The Saudi Foreign Affairs ministry has suspended the issuance of visas to the Congolese people who planned to take part in the annual hajj pilgrimage in Saudi Arabia next month. It is feared that people from DRC could spread during the haj pilgrimage.
“The granting of arrivals visas for people entering from DR Congo has been stopped, to conserve the well being of pilgrims,” the ministry statement read in part, reported Reuters.
The announcement comes as the World Health Organization (WHO) declared the Ebola outbreak in DRC’s eastern North Kivu and Ituri provinces as a public health emergency of international concern.
According to the DRC’s health ministry, the epidemic has killed more than 1,700 people – more than two-thirds of those who contracted it – since it emerged last August. It is the second-worst outbreak of its kind on record.

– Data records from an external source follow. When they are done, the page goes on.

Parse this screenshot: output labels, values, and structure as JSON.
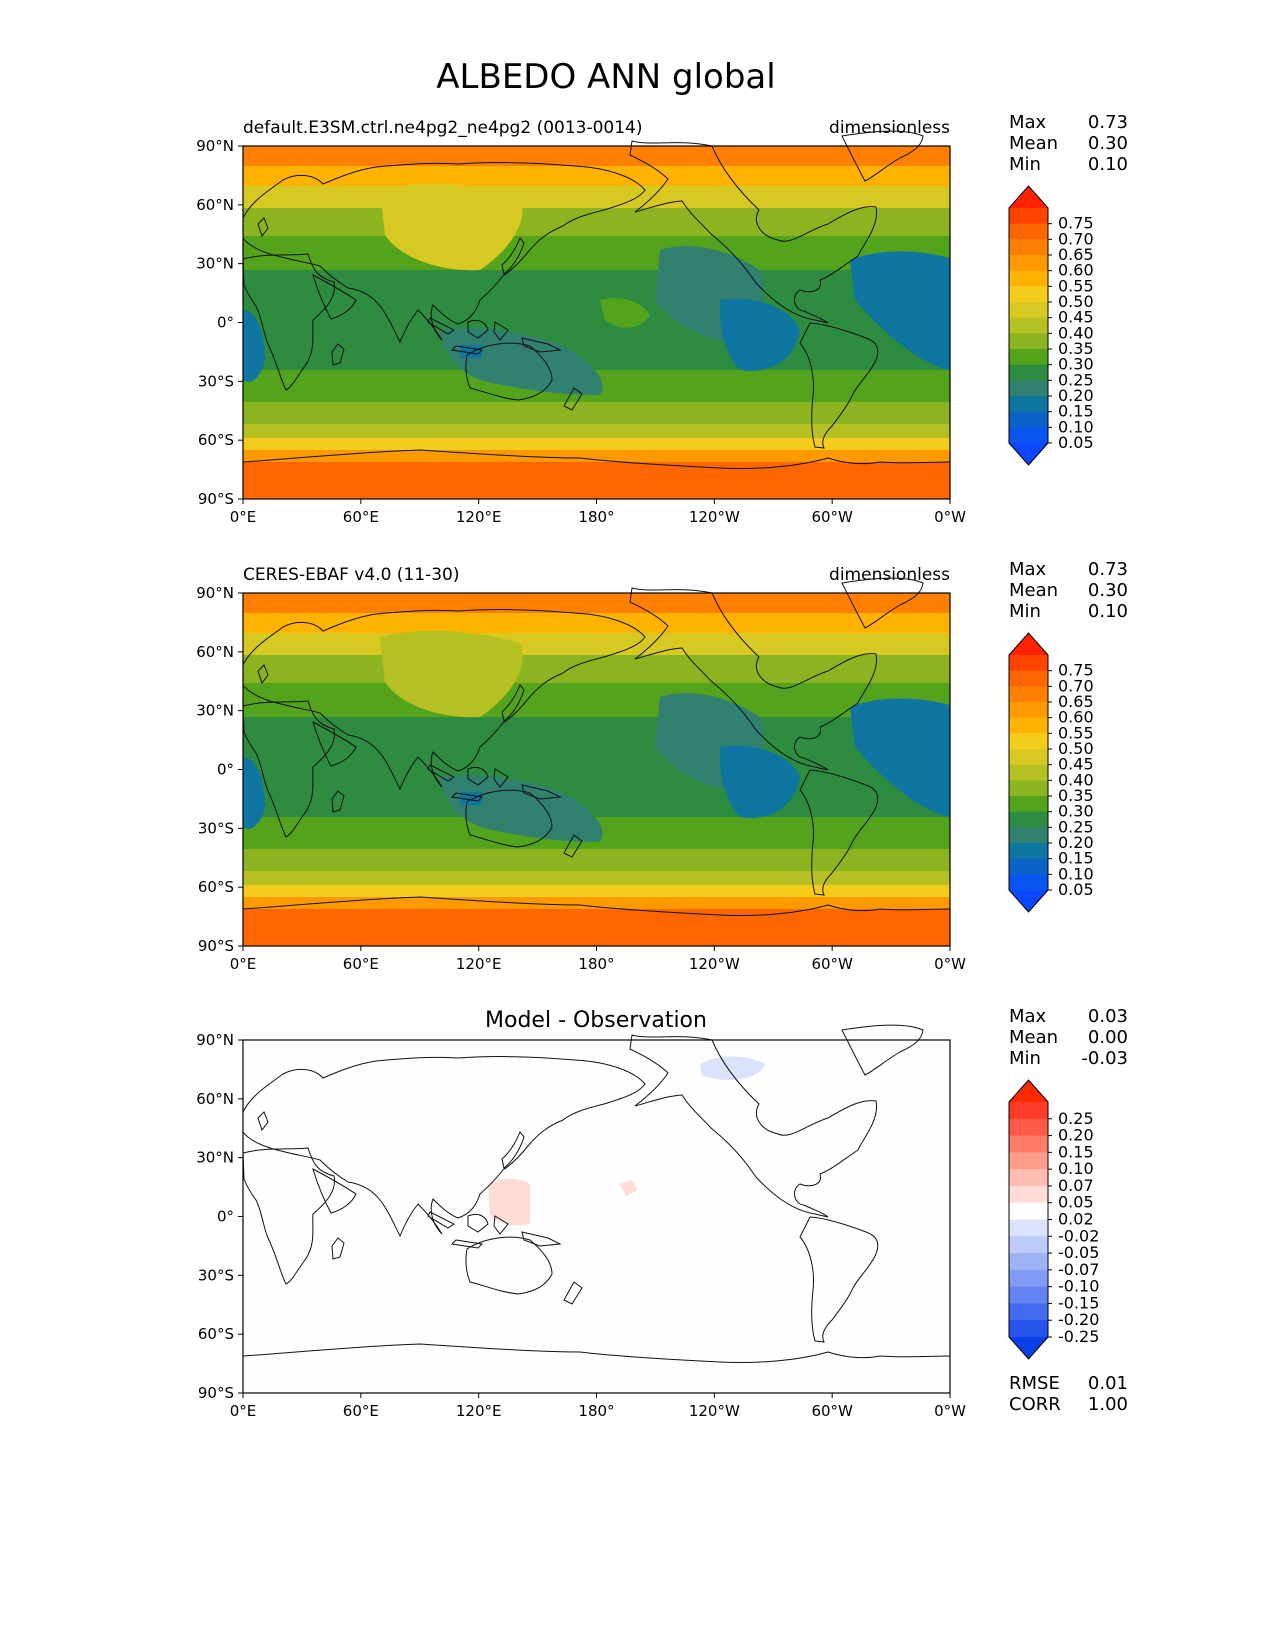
{
  "figure": {
    "title": "ALBEDO ANN global"
  },
  "axes": {
    "lat_ticks": [
      "90°N",
      "60°N",
      "30°N",
      "0°",
      "30°S",
      "60°S",
      "90°S"
    ],
    "lon_ticks": [
      "0°E",
      "60°E",
      "120°E",
      "180°",
      "120°W",
      "60°W",
      "0°W"
    ]
  },
  "panels": [
    {
      "left_title": "default.E3SM.ctrl.ne4pg2_ne4pg2 (0013-0014)",
      "center_title": "",
      "right_title": "dimensionless",
      "stats": [
        {
          "label": "Max",
          "value": "0.73"
        },
        {
          "label": "Mean",
          "value": "0.30"
        },
        {
          "label": "Min",
          "value": "0.10"
        }
      ]
    },
    {
      "left_title": "CERES-EBAF v4.0 (11-30)",
      "center_title": "",
      "right_title": "dimensionless",
      "stats": [
        {
          "label": "Max",
          "value": "0.73"
        },
        {
          "label": "Mean",
          "value": "0.30"
        },
        {
          "label": "Min",
          "value": "0.10"
        }
      ]
    },
    {
      "left_title": "",
      "center_title": "Model - Observation",
      "right_title": "",
      "stats": [
        {
          "label": "Max",
          "value": "0.03"
        },
        {
          "label": "Mean",
          "value": "0.00"
        },
        {
          "label": "Min",
          "value": "-0.03"
        }
      ],
      "extra_stats": [
        {
          "label": "RMSE",
          "value": "0.01"
        },
        {
          "label": "CORR",
          "value": "1.00"
        }
      ]
    }
  ],
  "colorbars": {
    "field": {
      "labels": [
        "0.75",
        "0.70",
        "0.65",
        "0.60",
        "0.55",
        "0.50",
        "0.45",
        "0.40",
        "0.35",
        "0.30",
        "0.25",
        "0.20",
        "0.15",
        "0.10",
        "0.05"
      ],
      "colors": [
        "#ff2200",
        "#ff4400",
        "#ff6600",
        "#ff8000",
        "#ff9900",
        "#ffb300",
        "#f4cc1c",
        "#d8c822",
        "#b7c022",
        "#8cb420",
        "#53a31c",
        "#2e8c40",
        "#318070",
        "#0e76a0",
        "#0b63c8",
        "#0a55ef",
        "#0a47ff"
      ]
    },
    "diff": {
      "labels": [
        "0.25",
        "0.20",
        "0.15",
        "0.10",
        "0.07",
        "0.05",
        "0.02",
        "-0.02",
        "-0.05",
        "-0.07",
        "-0.10",
        "-0.15",
        "-0.20",
        "-0.25"
      ],
      "colors": [
        "#ff2a00",
        "#ff3c28",
        "#ff5a48",
        "#ff7a68",
        "#ff9d8d",
        "#ffbcb1",
        "#ffdcd5",
        "#ffffff",
        "#dae3fb",
        "#bccbf8",
        "#9eb3f6",
        "#809bf3",
        "#6283f1",
        "#436bef",
        "#2553ec",
        "#0a40ea"
      ]
    }
  }
}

The outbreak is currently restricted to the east of the country where efforts are underway to contain it.
It currently remains unclear how many people’s applications had been suspended.
According to a poll by the New York-based Congo Research Group, about three percent of DRC’s population is Muslim, while people from sub-Saharan Africa make up about 10 percent of the more than two million annual pilgrims to the holy city of Mecca.
During the 2014-16 Ebola outbreak, which killed more than 11,000 people, Saudi Arabia had suspended pilgrimage visas for travelers from Guinea, Sierra Leone, and Liberia, the three worst-affected countries.
The World Bank recently offered an additional crisis aid of $300 million to Democratic Republic of Congo (DRC) to stop the spread of the deadly the Ebola outbreak. The grant will be largely financed through the World Bank’s International Development Association (IDA) and its Crisis Response Window.